IP and intangible assets account for 90% of the total value of tech giants like Microsoft and Amazon, and 84% of the value of the top S&P 500 companies.
- Despite this, indicators used to assess Canada’s AI R&D programs do not account for domestic IP ownership
- A recent report by the Parliamentary Budget Officer also notes that apart from GDP and job growth, the Superclusters Initiative lacks “quantifiable performance indicators” for measuring the program impact on innovation
Beyond IP commercialization, retention, and ownership, it is important to establish indicators for inclusive economic growth to ensure the economy is working for everyone and includes metrics for sustainability, wealth inequality, and well-being.
Opportunities for Future Success
Canada has invested significantly in AI R&D, and Budget 2021 represents a willingness to continue advancing AI development. Strengthening Canada’s industrial strategy for AI will drive future growth and success.
ICTC proposes the following recommendations for an AI Industrial Strategy:
Establishing a clear industrial strategy for AI
- Strategy Development — A clear industrial strategy for AI can effectively align and coordinate Canada’s existing AI programs across government departments
- Innovation Supports — New and existing programs should prioritize Canadian IP ownership, retention, and commercialization. Programs involving international partnerships should seek to secure a strategic IP position for Canadian SMEs when possible.

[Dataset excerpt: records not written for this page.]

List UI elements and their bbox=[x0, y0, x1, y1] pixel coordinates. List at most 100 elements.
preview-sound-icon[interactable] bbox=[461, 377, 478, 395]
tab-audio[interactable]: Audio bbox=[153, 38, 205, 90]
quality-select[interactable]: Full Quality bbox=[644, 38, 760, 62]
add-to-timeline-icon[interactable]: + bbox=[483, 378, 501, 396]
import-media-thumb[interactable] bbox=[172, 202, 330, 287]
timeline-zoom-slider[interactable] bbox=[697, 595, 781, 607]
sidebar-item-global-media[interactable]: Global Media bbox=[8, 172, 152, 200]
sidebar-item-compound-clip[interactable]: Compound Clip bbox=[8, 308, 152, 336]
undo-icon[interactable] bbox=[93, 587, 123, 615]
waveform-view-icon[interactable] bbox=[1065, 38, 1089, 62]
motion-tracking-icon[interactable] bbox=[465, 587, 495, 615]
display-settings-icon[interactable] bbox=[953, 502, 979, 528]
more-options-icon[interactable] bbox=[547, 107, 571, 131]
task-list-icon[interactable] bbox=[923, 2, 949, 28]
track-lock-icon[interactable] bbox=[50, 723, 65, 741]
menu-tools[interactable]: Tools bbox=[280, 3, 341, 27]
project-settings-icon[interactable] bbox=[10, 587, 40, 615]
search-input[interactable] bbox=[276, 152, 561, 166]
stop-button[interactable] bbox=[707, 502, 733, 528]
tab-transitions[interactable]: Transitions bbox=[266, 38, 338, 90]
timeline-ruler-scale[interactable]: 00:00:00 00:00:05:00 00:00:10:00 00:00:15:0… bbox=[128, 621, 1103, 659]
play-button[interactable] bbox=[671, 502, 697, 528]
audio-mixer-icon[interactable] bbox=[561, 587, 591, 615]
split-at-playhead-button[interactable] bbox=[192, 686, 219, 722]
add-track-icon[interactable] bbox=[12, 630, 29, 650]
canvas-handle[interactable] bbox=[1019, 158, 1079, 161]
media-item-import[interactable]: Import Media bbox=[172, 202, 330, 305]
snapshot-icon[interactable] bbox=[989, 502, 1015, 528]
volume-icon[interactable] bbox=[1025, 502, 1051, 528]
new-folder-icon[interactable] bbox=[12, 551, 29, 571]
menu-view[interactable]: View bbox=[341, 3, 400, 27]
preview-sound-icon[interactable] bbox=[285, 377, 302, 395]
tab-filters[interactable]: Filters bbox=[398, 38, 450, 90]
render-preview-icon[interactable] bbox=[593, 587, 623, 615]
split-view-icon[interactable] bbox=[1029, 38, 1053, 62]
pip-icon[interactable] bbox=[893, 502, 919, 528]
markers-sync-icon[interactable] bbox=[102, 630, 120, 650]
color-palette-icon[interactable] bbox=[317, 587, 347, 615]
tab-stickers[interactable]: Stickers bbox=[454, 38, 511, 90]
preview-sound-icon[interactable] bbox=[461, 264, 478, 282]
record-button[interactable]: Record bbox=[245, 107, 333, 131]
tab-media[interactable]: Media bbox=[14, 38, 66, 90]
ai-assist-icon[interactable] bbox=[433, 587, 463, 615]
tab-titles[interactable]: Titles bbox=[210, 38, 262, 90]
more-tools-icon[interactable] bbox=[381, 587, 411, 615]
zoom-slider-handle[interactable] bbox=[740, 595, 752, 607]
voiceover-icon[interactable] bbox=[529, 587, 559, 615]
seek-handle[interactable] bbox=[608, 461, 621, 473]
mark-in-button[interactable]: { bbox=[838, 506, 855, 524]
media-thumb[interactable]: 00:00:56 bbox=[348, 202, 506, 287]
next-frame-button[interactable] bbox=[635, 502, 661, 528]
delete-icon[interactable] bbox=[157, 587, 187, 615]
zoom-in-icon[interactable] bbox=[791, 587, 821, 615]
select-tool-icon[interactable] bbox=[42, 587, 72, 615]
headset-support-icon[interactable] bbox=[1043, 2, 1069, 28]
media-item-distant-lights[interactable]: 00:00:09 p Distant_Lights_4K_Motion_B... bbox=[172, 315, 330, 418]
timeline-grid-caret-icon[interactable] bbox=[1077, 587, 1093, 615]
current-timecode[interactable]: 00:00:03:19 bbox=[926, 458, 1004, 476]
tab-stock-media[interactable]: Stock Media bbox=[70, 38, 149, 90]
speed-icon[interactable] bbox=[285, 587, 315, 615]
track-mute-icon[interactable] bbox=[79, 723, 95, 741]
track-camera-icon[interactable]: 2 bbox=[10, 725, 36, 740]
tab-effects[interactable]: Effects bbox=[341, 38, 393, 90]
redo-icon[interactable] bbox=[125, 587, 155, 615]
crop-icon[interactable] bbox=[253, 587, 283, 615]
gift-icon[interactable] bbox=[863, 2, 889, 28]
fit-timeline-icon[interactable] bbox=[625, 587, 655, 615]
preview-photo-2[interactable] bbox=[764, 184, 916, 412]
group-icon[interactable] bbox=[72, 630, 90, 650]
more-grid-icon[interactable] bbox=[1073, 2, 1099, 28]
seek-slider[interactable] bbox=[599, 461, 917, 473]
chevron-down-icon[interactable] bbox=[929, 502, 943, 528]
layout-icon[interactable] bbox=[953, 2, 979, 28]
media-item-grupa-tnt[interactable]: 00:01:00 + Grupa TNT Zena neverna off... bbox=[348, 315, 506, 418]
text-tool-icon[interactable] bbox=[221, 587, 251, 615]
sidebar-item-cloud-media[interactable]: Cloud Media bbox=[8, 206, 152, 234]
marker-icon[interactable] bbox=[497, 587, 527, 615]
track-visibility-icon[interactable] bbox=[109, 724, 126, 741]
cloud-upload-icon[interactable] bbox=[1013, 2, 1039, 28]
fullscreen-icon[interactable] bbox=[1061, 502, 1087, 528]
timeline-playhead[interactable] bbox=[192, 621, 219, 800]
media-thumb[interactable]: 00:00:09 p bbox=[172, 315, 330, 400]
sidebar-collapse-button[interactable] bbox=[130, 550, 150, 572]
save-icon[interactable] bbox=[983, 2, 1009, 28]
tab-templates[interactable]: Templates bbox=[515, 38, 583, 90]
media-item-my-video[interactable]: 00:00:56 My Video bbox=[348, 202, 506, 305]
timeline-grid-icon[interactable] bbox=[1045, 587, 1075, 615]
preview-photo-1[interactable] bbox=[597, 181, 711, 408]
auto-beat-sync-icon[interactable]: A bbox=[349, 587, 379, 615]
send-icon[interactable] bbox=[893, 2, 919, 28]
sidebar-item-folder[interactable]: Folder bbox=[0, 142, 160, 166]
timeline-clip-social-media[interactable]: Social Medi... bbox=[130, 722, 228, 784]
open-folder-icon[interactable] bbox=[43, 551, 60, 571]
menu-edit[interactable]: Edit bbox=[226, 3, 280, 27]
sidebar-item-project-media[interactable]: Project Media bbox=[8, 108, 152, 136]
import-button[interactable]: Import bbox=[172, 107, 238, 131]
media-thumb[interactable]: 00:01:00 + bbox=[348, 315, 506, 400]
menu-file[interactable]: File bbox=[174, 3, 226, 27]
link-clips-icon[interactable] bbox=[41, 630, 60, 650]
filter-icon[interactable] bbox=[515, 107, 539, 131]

Ensuring the right ingredients for late-stage R&D success
- Talent — Building and sourcing both targeted AI and broad ICT talent and skills is crucial, as well as attracting and retaining multidisciplinary talent that understands how to apply AI. Canada should implement international best practices for talent attraction and retention
- Regulatory and Digital Infrastructure — Changes to privacy legislation and other legal infrastructure are needed to enable data sharing in key industries like healthcare and financial services (as well as secure, technical methods for data sharing). Also crucial is affordable telecommunications infrastructure, including data storage and processing centers, computing infrastructure, and high-speed internet access
Driving responsible, inclusive growth
- Governance — Canada has the opportunity to become a global leader by developing governance and industry standards to drive inclusion and accountability in AI development
- Enabling Responsible AI — There is an urgent need to establish an inclusive and accountable framework to not only mitigate but proactively prevent the potential harms stemming from technology solutions.
Updated and new regulation can guide inclusive, accountable, and responsible AI in government and industry.